EBay | Musical Gear

Musical Instruments on eBay

If you’re an astute shopper, you probably have no problem turning to eBay when there are no other options on the table. Heck, you probably don’t mind turning to eBay first so you can find bargains on used and new items before you ever try to find an item available on retail.

But is there any merchandise that you will always want to buy new – like musical instruments?

The prospect of buying a used musical instrument isn’t always an attractive one – particularly if you play an instrument that requires contact with your lips. But if you put in some time to research buying a used musical instrument of your specific variety, you should arrive at one particular conclusion: to buy used or not to buy used.

If you do decide that you can buy a used instrument on eBay, here are some tips to guide you along the way.

1. Check seller feedback religiously. The first major indicator of whether or not you’ll have a successful interaction on eBay is simple: seller feedback. When someone is selling a product, they are forced to display their seller feedback – which is like checking a particular seller’s recommendation. You’ll see references, recommendations, and negative views in many cases: one good rule of thumb is to stick to someone who has a very high feedback rating, somewhere in the upper 90%.

The reason to check for this is because each seller can only earn good feedback with a relatively solid interaction with a buyer. Remember one more thing: it’s important to check the amount of feedback this seller has received, as well. It’s not exactly impressive to have 100% positive feedback when there’s only one review. But if a seller has 1,000 reviews with a 98% positive feedback rating, then you know you’re working with someone with a solid reputation.

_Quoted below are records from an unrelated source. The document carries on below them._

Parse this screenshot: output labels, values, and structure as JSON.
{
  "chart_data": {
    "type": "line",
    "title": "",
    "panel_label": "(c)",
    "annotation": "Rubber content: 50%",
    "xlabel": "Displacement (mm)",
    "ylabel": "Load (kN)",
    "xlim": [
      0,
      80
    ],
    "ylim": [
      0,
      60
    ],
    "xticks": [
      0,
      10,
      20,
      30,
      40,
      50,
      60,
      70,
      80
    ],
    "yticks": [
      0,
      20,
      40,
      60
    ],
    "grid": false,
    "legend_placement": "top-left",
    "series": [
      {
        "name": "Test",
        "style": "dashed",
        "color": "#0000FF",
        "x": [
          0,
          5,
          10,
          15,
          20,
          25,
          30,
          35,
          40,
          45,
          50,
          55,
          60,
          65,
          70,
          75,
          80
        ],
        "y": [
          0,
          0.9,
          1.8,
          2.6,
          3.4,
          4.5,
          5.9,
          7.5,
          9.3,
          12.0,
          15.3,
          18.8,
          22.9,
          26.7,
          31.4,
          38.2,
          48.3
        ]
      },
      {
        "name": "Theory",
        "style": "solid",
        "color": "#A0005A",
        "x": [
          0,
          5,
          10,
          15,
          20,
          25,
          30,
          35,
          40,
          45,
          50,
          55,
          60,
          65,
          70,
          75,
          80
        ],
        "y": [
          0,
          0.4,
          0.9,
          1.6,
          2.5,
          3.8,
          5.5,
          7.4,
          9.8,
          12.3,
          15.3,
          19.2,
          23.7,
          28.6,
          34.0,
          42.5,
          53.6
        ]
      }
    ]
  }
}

2. Place items on your watch list before you buy them. Buying on eBay can mean great prices, but it’s easy to post a “bid” for your desired object up front and forget about the rest. But if you set the item to your “watch” list instead, you might not inspire anyone else to compete with you – you may actually find that there are only a few bids by the time the product is nearing its sale deadline. This is a great time to place a bid because you give your fellow bidders less time to beat your price. Many times, you can win an auction by being the only one to bid.

3. Consider the instrument you’re buying. There are a lot of questions to ask (see tip #4), but most of them center around the type of instrument you’re buying. If you’re buying an electronic keyboard, for example, you’ll probably ask very different questions than if you’re only buying a bass kick.

4. Ask the seller a lot of questions. Before you ask questions, be sure to read the description of the instrument – you don’t want to ask the seller something that they’ve already worked to answer. But if you still can’t find an answer to your question, then it’s a good idea to go ahead and ask the seller your question directly. Don’t be afraid to ask about the condition of the product, either. It’s your money that’s on the line here.

5. Bid low. Remember: you came to eBay to get a low price on your musical instrument. You might think that this one product is once-in-a-lifetime, but you never know when a similar deal might show up. So don’t be willing to go past a certain (low) price for what you’re buying.

If you want more tips on buying instruments on eBay, check out this eBay Forum Post that covers the topic in greater detail.

Buying Vintage Guitars

Vintage acoustic guitars are a sought after commodity amongst musical enthusiasts.

As time passes, the wood which makes up the main bulk of the guitar matures and causes the guitar itself to produce more ‘mature’ and resonant tones.

The three most common woods used to hand-make guitars are mahogany (matures at between 25-30 years of age), maple (matures anywhere between 25-50 years) and rosewood (no longer used due to conservation efforts, making these guitars very desirable and expensive).

If you are one of the enthusiasts mentioned above, and you intend to make a purchase using eBay, there are some things you should look out for:


If the guitar you’re viewing has been repaired or refinished in its lifetime, the price should be reduced accordingly. Instruments in their original condition are far more valuable. To check this, only consider guitars listed with a repair history and close up, high resolution photographs that show any marks. Also check the neck of the guitar, which may become bowed and require re-setting.

Also, ensure your seller has some eBay history. If there are negative feedback marks against the seller’s name, enquire about the reason for this and only consider trusting them with your cash if they can provide a plausible explanation.

Finally, do your own research. Look into the history of manufacturers you’re not familiar with and also check what special care your guitar may need. Remember that older wood will require TLC from time-to-time and once you’ve paid for the delivery, and repairs will have to be made using your earnings.